O Caos Já Chegou!


Eis dois excertos de testemunhos a partir dos laboratórios de insanidade em que se tornaram as escolas, cortesia de um@ DGAE que continua a insistir no desvario:

(…)

A acrescer a esta barafunda, tenho horários inferiores a 8 horas que estão desde o dia 15 de setembro a aguardar colocação ou orientações sobre o que fazer. Estão dados como válidos pela DGEstE mas não foram processados pela DGAE nas três Reservas de Recrutamento nem podem ser (por enquanto) enviados para Contratação de Escola. O curioso é que nem sequer foram submetidos à RR, sendo que num dos grupos de recrutamento já nem há docentes do quadro por colocar.
Porquê este atraso? Pois não sei e na DGEstE, que os validam, também não sabem dar resposta pois a DGAE não os informa de nada.
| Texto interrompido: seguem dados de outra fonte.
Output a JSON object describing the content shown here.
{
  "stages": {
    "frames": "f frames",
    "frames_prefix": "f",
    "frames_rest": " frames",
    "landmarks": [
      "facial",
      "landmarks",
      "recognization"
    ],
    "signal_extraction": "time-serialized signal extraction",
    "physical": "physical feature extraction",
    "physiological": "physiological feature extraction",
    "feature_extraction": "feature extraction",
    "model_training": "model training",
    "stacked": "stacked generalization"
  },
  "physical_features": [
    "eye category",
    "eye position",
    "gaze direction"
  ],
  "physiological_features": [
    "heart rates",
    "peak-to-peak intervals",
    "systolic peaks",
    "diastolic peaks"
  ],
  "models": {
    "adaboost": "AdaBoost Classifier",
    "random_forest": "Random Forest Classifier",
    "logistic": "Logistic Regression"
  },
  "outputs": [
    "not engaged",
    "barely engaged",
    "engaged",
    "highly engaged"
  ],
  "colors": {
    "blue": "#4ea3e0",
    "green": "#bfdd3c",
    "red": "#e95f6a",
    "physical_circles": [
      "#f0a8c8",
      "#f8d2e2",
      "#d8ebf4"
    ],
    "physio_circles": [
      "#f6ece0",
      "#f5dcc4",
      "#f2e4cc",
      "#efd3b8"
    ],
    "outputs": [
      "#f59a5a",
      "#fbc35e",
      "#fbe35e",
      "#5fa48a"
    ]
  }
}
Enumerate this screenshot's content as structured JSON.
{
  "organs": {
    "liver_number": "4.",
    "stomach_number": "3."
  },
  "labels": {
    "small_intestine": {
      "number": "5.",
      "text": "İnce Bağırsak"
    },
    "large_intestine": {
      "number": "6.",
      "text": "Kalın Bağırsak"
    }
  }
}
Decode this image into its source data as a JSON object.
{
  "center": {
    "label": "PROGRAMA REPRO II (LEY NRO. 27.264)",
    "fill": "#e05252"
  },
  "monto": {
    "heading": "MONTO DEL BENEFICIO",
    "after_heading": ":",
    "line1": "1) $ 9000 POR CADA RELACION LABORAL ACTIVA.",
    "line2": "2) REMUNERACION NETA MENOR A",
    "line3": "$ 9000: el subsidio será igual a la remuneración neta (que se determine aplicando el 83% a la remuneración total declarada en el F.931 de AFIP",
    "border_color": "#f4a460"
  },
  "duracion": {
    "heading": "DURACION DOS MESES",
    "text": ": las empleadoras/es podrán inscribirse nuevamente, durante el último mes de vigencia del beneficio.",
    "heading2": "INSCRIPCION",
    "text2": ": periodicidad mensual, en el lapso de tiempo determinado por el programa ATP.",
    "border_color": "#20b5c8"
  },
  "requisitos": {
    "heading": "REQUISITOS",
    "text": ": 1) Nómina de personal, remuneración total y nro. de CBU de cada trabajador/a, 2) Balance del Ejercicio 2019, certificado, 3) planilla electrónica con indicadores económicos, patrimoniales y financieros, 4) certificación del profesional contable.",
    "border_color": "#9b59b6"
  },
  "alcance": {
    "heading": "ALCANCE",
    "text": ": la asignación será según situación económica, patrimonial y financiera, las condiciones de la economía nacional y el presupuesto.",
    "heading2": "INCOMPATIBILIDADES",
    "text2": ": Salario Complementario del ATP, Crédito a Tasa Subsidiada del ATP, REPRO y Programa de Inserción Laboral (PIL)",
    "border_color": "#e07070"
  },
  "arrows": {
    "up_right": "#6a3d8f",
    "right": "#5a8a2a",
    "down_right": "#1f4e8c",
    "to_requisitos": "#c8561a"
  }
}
E às escolas a informação é a mesma.
***
(…)
A última da DGAE é andar a contactar os diretores das escolas que fizeram tudo direitinho (sim, aqueles que obedeceram às ordens e colocaram na BCE ofertas para todos os grupos de recrutamento que exisitam na escola) e intimá-los a colocar também ofertas para os restantes grupos de recrutamento, mesmo sabendo que será impossível abrir vagas para esses grupos… No nosso caso, tivemos que abrir potenciais “vagas” para Latim/Grego ou Ciências Agropecuárias… Perante a incredulidade do Diretor e de toda a Direção, que se estava a aperceber do conteúdo da conversa, a senhora, do outro lado insistia, que sim, que o Diretor tinha de obedecer à ordem de criar ofertas para esses grupos porque… (risota!) podia haver um aluno a pedir transferência para a nossa escola que precisasse de um professor daqueles grupos de recrutamento!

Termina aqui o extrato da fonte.